Ancient sharks once cruised the waters off modern-day Venice, carcharodon megalodon, a shark more than 52 feet long that outweighed a t.rex. Folks flock to Caspersen Beach today not just because it’s at the end of the road, but it’s the prime spot along the coast to unearth the fossilized teeth of these ancient sharks, buried treasures in the sand.
The beach walk is a fine one, providing more than a mile and a half of undisturbed strand: just you, the wind, the waves, and the palms waving on the hilltop above. And the little-used nature trail is a delight as well: it gives a good overview of the mangrove community along the Intracoastal Waterway. A short hike and a fabulous beach: what better way to spend a lazy summer day?
Length: 3.8 miles or less
Lat-Long: 27.057233, -82.442700
Type: loop and round-trip
Fees / Permits: none
Difficulty: easy to moderate
Bug factor: low to moderate
From I-75 exit 193 (Englewood/Venice) follow Jacaranda Blvd west for 0.7 mile to Venice Ave.
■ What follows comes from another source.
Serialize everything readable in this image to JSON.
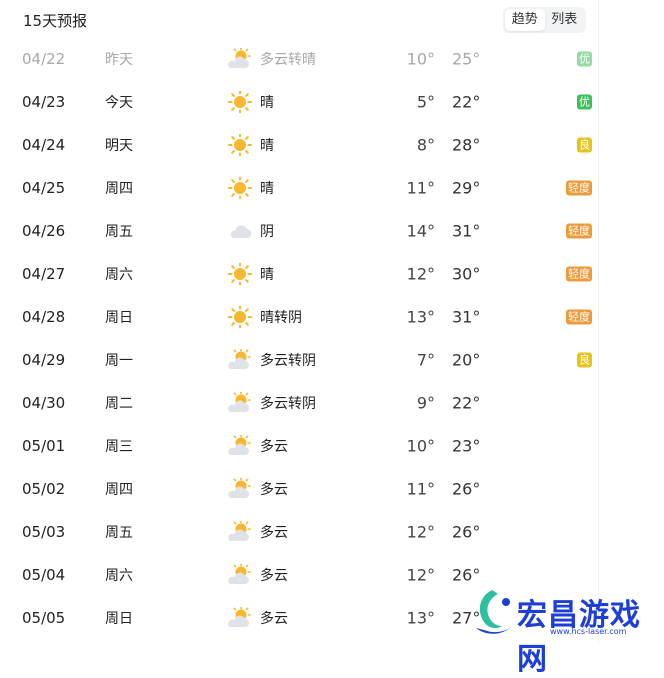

Turn right and follow it into downtown Venice, crossing US 41 and business US 41. In the downtown business district, turn left at Harbor Drive North. Follow this road through the residential community and out past the airport. It passes several seaside parks before ending after 3 miles at Caspersen Beach Park.
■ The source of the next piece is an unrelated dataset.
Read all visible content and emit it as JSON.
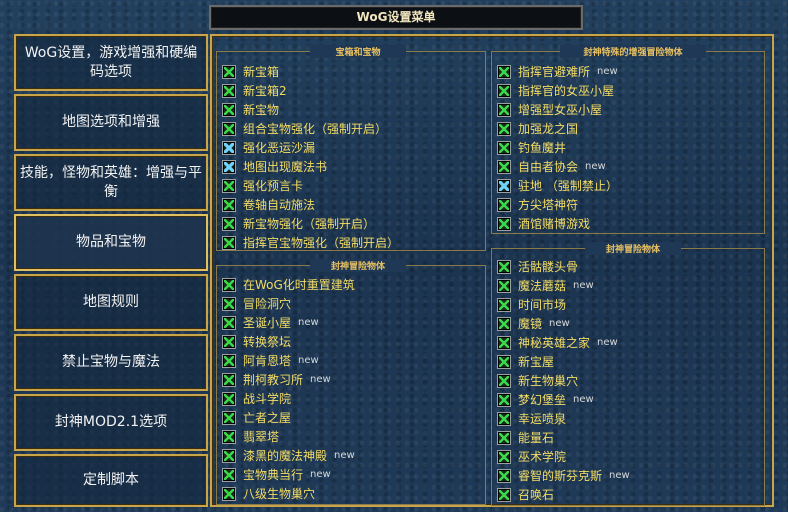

CASPERSEN BEACH NATURE TRAIL
Starting off from the kiosk, you walk down a corridor shaded by tall cabbage palms draped with goldfoot ferns. After it gets through a dense grove of cabbage palms, the trail begins to parallel a freshwater marsh. It makes a sharp left to follow a salt water inlet.Mounds of lantana with yellow and pink blooms grow amid the mangroves, next to young cabbage palms swaddled in Virginia creeper. At a bench, the trail curves left. Stop for a look at the mangroves off the observation deck. Cross under a power line and over a bridge, and the trail climbs up through the cabbage palms again. Cross the park road to the boardwalk and turn left.
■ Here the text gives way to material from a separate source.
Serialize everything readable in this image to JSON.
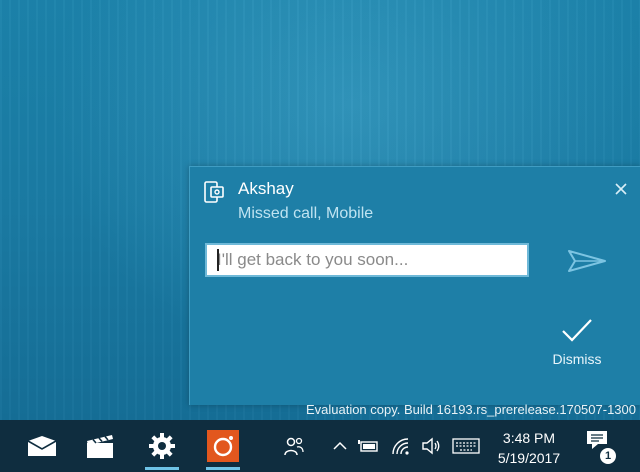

You can go as far as you want along the beach; I followed it until I saw the remains of an old road up on the bluff, and went up there to explore. Start along the boardwalk, heading south. You’ll get great views of pelicans diving. When the boardwalk ends, past the parking area and restrooms, continue down to the beach. The sand is relatively hard-packed near the water. Small sandpipers and ring-necked gulls scatter across soft sand the color of ground white pepper. As you walk along, keep your eye on the many shell deposits above the tide line. The black specks are small shark’s teeth or eroded portions of teeth, and you’ll find your eyes drawn to them again and again. Little tidal pools form and vanish, gleaming pink in the late day sun. After 1.9 miles, you reach a flag-capped shelter posted “Private Property.” This marks the end of Caspersen Beach. Turn around and head back. Watch for an access point where you can climb up the dune to the old road that once stretched down this peninsula, an alternate route for hiking back to the parking lot. A sand road parallels it along the inner waterway. When you reach the boardwalk, you’ve hiked 3.6 miles.